Ieri pomeriggio il mio smartphone si è bloccato: toccavo, toccavo e non succedeva nulla. Panico totale! Mi sono sentito perso, isolato, fuori dal mondo...

Sarà stato un caso, ma in questi giorni teneva banco il cosiddetto Decalogo del MIUR sull' uso degli smartphone a scuola da parte degli studenti. Per cui, superato il momento di smarrimento, ho colto l'occasione per una riflessione sull' argomento, più generale, del rapporto tra uomo e tecnologia.

I sostenitori della bontà "a prescindere" delle innovazioni tecnologiche portano l'argomento non privo di fondamento che l'uomo, dopo un'iniziale diffidenza, si è sempre adattato alle "novità tecnologiche" e ne ha tratto giovamento in termini di progresso economico, sociale e culturale. Certo: come è certo che la società umana si è trasformata da società "naturale" a società "culturale" grazie alla tecnologia che ha modificato e continua a modificare l'uomo stesso. 

C'è però un "ma". Anzi due.
1) La configurazione di tale rapporto;
2) L' accentuarsi della velocità delle trasformazioni e innovazioni tecnologiche.
 Sul primo punto, sino alla Rivoluzione industriale tale rapporto era rimasto grosso modo in un equilibrio di interdipendenza e di modifiche reciproche, con un sostanziale progresso reciproco. In altri termini la tecnologia era rimasta una "protesi" dell'uomo, da lui controllata e dominata: fino ad allora era accettabile e sostenibile il concetto della "neutralità" della tecnologia.
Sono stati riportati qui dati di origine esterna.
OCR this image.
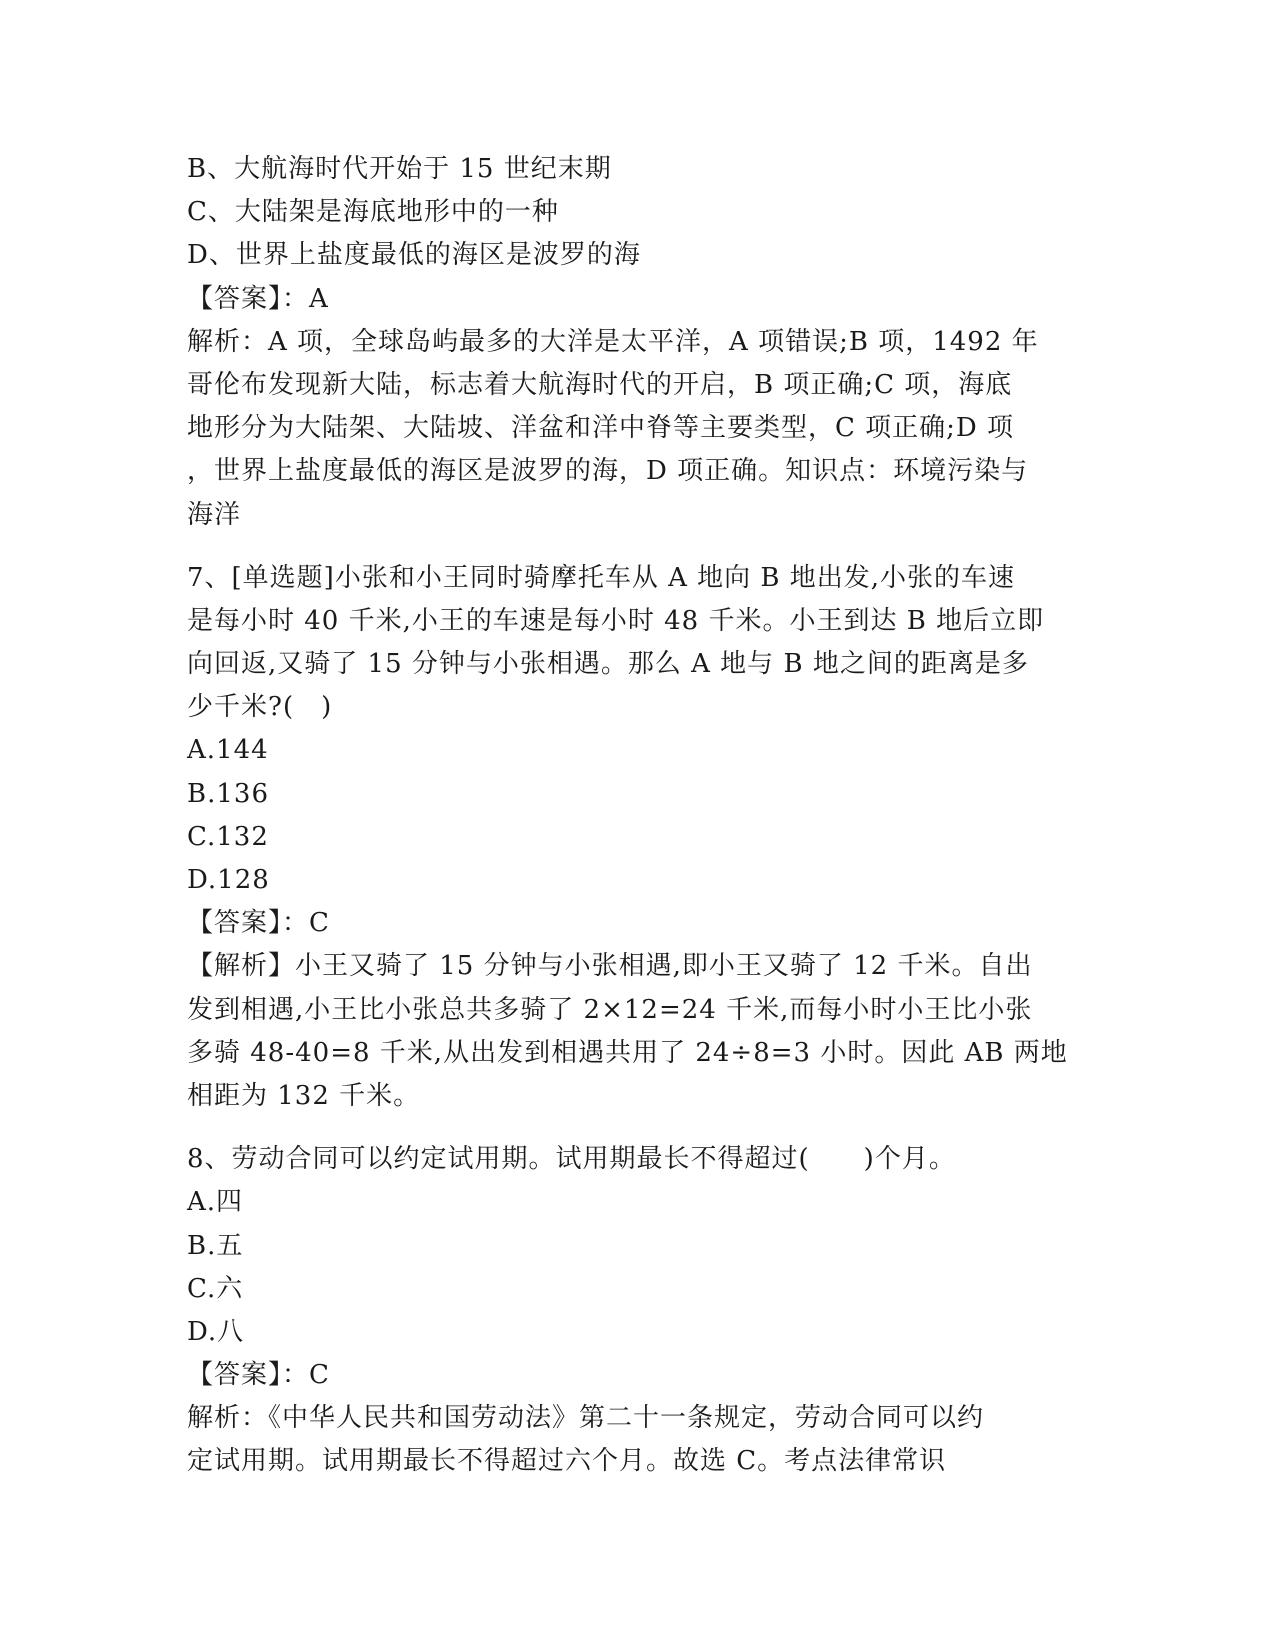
B、大航海时代开始于 15 世纪末期
C、大陆架是海底地形中的一种
D、世界上盐度最低的海区是波罗的海
【答案】：A
解析：A 项，全球岛屿最多的大洋是太平洋，A 项错误;B 项，1492 年
哥伦布发现新大陆，标志着大航海时代的开启，B 项正确;C 项，海底
地形分为大陆架、大陆坡、洋盆和洋中脊等主要类型，C 项正确;D 项
，世界上盐度最低的海区是波罗的海，D 项正确。知识点：环境污染与
海洋
7、[单选题]小张和小王同时骑摩托车从 A 地向 B 地出发,小张的车速
是每小时 40 千米,小王的车速是每小时 48 千米。小王到达 B 地后立即
向回返,又骑了 15 分钟与小张相遇。那么 A 地与 B 地之间的距离是多
少千米?(　)
A.144
B.136
C.132
D.128
【答案】：C
【解析】小王又骑了 15 分钟与小张相遇,即小王又骑了 12 千米。自出
发到相遇,小王比小张总共多骑了 2×12=24 千米,而每小时小王比小张
多骑 48-40=8 千米,从出发到相遇共用了 24÷8=3 小时。因此 AB 两地
相距为 132 千米。
8、劳动合同可以约定试用期。试用期最长不得超过(　　)个月。
A.四
B.五
C.六
D.八
【答案】：C
解析：《中华人民共和国劳动法》第二十一条规定，劳动合同可以约
定试用期。试用期最长不得超过六个月。故选 C。考点法律常识
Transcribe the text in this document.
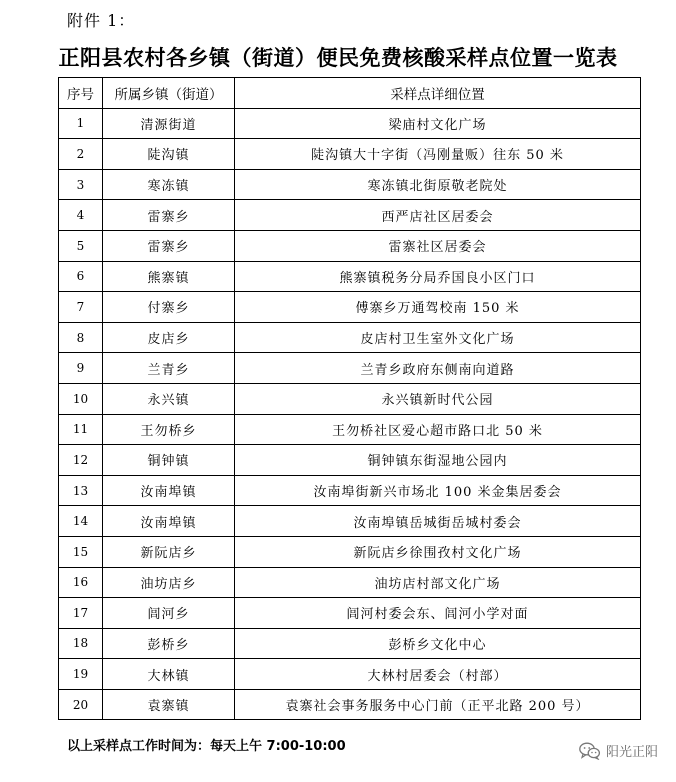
附件 1：
正阳县农村各乡镇（街道）便民免费核酸采样点位置一览表
序号	所属乡镇（街道）	采样点详细位置
1	清源街道	梁庙村文化广场
2	陡沟镇	陡沟镇大十字街（冯刚量贩）往东 50 米
3	寒冻镇	寒冻镇北街原敬老院处
4	雷寨乡	西严店社区居委会
5	雷寨乡	雷寨社区居委会
6	熊寨镇	熊寨镇税务分局乔国良小区门口
7	付寨乡	傅寨乡万通驾校南 150 米
8	皮店乡	皮店村卫生室外文化广场
9	兰青乡	兰青乡政府东侧南向道路
10	永兴镇	永兴镇新时代公园
11	王勿桥乡	王勿桥社区爱心超市路口北 50 米
12	铜钟镇	铜钟镇东街湿地公园内
13	汝南埠镇	汝南埠街新兴市场北 100 米金集居委会
14	汝南埠镇	汝南埠镇岳城街岳城村委会
15	新阮店乡	新阮店乡徐围孜村文化广场
16	油坊店乡	油坊店村部文化广场
17	闾河乡	闾河村委会东、闾河小学对面
18	彭桥乡	彭桥乡文化中心
19	大林镇	大林村居委会（村部）
20	袁寨镇	袁寨社会事务服务中心门前（正平北路 200 号）
以上采样点工作时间为：每天上午 7:00-10:00	阳光正阳
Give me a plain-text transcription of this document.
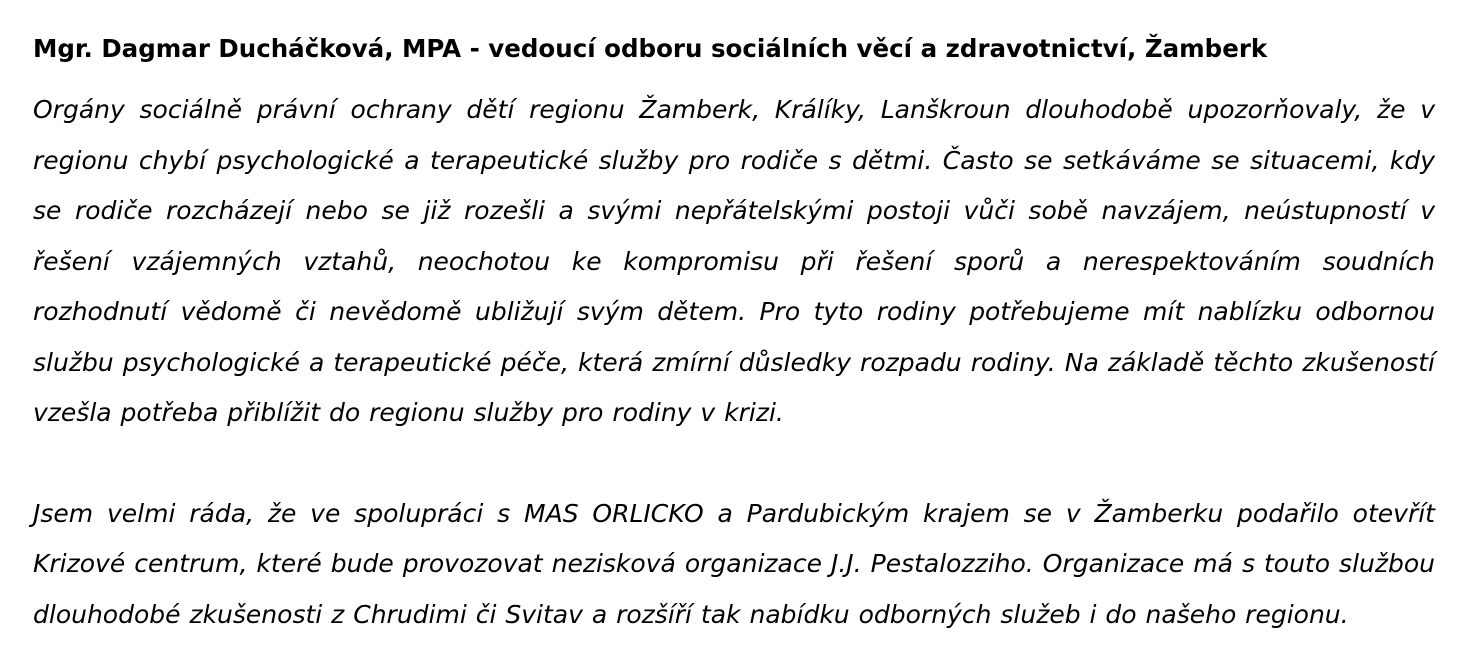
Mgr. Dagmar Ducháčková, MPA - vedoucí odboru sociálních věcí a zdravotnictví, Žamberk

Orgány sociálně právní ochrany dětí regionu Žamberk, Králíky, Lanškroun dlouhodobě upozorňovaly, že v regionu chybí psychologické a terapeutické služby pro rodiče s dětmi. Často se setkáváme se situacemi, kdy se rodiče rozcházejí nebo se již rozešli a svými nepřátelskými postoji vůči sobě navzájem, neústupností v řešení vzájemných vztahů, neochotou ke kompromisu při řešení sporů a nerespektováním soudních rozhodnutí vědomě či nevědomě ubližují svým dětem. Pro tyto rodiny potřebujeme mít nablízku odbornou službu psychologické a terapeutické péče, která zmírní důsledky rozpadu rodiny. Na základě těchto zkušeností vzešla potřeba přiblížit do regionu služby pro rodiny v krizi.

Jsem velmi ráda, že ve spolupráci s MAS ORLICKO a Pardubickým krajem se v Žamberku podařilo otevřít Krizové centrum, které bude provozovat nezisková organizace J.J. Pestalozziho. Organizace má s touto službou dlouhodobé zkušenosti z Chrudimi či Svitav a rozšíří tak nabídku odborných služeb i do našeho regionu.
In sé la tecnologia non è né buona, né cattiva: buono o cattivo è l' USO che ne fa l'uomo, a cui va attribuita la totale responsabilità.

La scoperta dell' energia atomica e l'uso bellico di essa sulle due città giapponesi ha cambiato radicalmente il rapporto, nel senso che il rapporto di potere tra tecnologia e uomo si è squilibrato in maniera irreversibile e incontrollabile in favore della prima. Ulteriore squilibrio si è aggiunto con l'affermarsi della cosiddetta realtà virtuale e della smaterializzazione dei rapporti umani. L'uomo singolo e l'intera società umana nelle sue modalità di funzionamento sono diventate TOTALMENTE dipendenti dal sistema tecnologico, la cui parossistica velocità di trasformazione (secondo punto) rendono estremamente difficile, se non impossibile un adeguato processo di adattamento e assimilazione positiva.

I tempi di un' adeguata “Rivoluzione antropologica” sono del tutto incompatibili con la velocità delle continue e sempre più rapide rivoluzioni tecnologiche.
L'uomo si è deprivato delle sue capacità intellettuali e manuali e le ha trasferite in un oggetto esterno sempre più complesso, potente e ingovernabile. 

Mi torna alla mente la dialettica hegeliana schiavo-padrone. Solo che essa non si riferisce più a due categorie sociali, ma al rapporto tra tecnologia e uomo. 

E qui torno al punto di partenza. La "potenza" dell'immediatezza, virtualità e globalità dello smartphone può essere controllata e gestita a fini educativi? Può essere ridotta allo stesso ruolo che avevano PRIMA i libri di testo, i dizionari e le enciclopedie? O non piuttosto depaupera lo studente delle capacità riflessive, mnemoniche e ragionative insite nel cervello umano, capacità che si deteriorano se non esercitate?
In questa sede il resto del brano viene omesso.